Thanks for the great patterns. I like experiences better than most things but love hand
knits, especially washcloths, I think knitting the cable spa cloth will be an experience, hopefully a good one.
I hope so too Lin. Do let me know if you have any questions!
Thanks for stopping by today!
I just saw this on Pinterest. I love it. hope when I have time to make some of these. Love it. Pinning!:)
Good Morning Ilka…it all comes down to having the time, doesn’t it?! I know how that is. I’d love to make some more too…but just haven’t had the time lately. So glad to see you’re posting more gluten free recipes! My daughter and I will hopefully get a lot of baking in this weekend.

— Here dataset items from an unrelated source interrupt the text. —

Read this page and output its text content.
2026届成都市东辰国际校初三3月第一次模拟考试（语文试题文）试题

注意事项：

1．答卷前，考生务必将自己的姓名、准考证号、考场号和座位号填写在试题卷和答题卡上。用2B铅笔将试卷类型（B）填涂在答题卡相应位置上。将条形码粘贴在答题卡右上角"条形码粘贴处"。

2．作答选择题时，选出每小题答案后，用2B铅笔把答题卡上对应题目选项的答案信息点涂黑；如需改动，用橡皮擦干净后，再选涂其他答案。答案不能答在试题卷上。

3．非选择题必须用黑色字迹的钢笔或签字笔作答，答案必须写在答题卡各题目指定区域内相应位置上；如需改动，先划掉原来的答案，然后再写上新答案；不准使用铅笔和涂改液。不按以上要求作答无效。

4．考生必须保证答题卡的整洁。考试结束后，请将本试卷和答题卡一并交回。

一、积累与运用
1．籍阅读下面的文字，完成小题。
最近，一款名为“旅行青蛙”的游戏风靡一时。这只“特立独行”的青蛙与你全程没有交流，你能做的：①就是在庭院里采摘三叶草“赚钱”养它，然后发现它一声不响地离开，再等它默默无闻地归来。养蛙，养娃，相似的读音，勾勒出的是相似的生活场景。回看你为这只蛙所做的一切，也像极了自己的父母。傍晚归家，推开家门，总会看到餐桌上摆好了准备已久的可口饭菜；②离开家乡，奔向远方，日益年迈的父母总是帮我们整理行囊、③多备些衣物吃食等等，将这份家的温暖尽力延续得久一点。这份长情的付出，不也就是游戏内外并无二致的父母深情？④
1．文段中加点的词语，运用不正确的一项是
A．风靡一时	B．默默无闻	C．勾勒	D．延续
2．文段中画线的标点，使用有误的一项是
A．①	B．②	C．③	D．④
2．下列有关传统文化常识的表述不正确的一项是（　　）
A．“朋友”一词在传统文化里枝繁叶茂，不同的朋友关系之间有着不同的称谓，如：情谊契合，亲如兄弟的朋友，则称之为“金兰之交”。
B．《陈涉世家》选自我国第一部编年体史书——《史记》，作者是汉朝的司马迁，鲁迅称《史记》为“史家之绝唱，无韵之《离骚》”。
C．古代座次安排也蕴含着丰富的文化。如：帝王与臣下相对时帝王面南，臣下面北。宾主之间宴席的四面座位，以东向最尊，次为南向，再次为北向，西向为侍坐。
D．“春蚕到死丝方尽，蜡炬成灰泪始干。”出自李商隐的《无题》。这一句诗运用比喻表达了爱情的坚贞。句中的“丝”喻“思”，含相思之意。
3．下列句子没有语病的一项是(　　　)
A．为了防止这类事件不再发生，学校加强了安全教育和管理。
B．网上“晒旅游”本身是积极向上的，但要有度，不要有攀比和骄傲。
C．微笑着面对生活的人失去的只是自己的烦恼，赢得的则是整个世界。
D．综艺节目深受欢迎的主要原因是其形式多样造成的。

What beautiful wash cloths! Just love the neutral color and textures on them. I find that I have to concentrate too hard when I knit, so have been wanting to make some washcloths using crochet. Do you have any patterns or tutorials for crocheted washcloths?
Hi Lori…so sorry this comment got lost and I didn’t get back to you sooner.
Sadly, I only have knit dishcloths, though I do add crochet borders to many of mine. I am relatively new to crochet, but guess I need to up my game and figure out some crochet dishcloth patterns. Thanks for prompting me.
Have a great day my friend.
Thank you Lynn.
I subscribed to your blog so that I could get emails and access to your Subscriber Benefits Library, but I forgot my password and can’t find the email. Would you mind resending it to me?
I sent you a message yesterday. Do let me know if you are still having issues!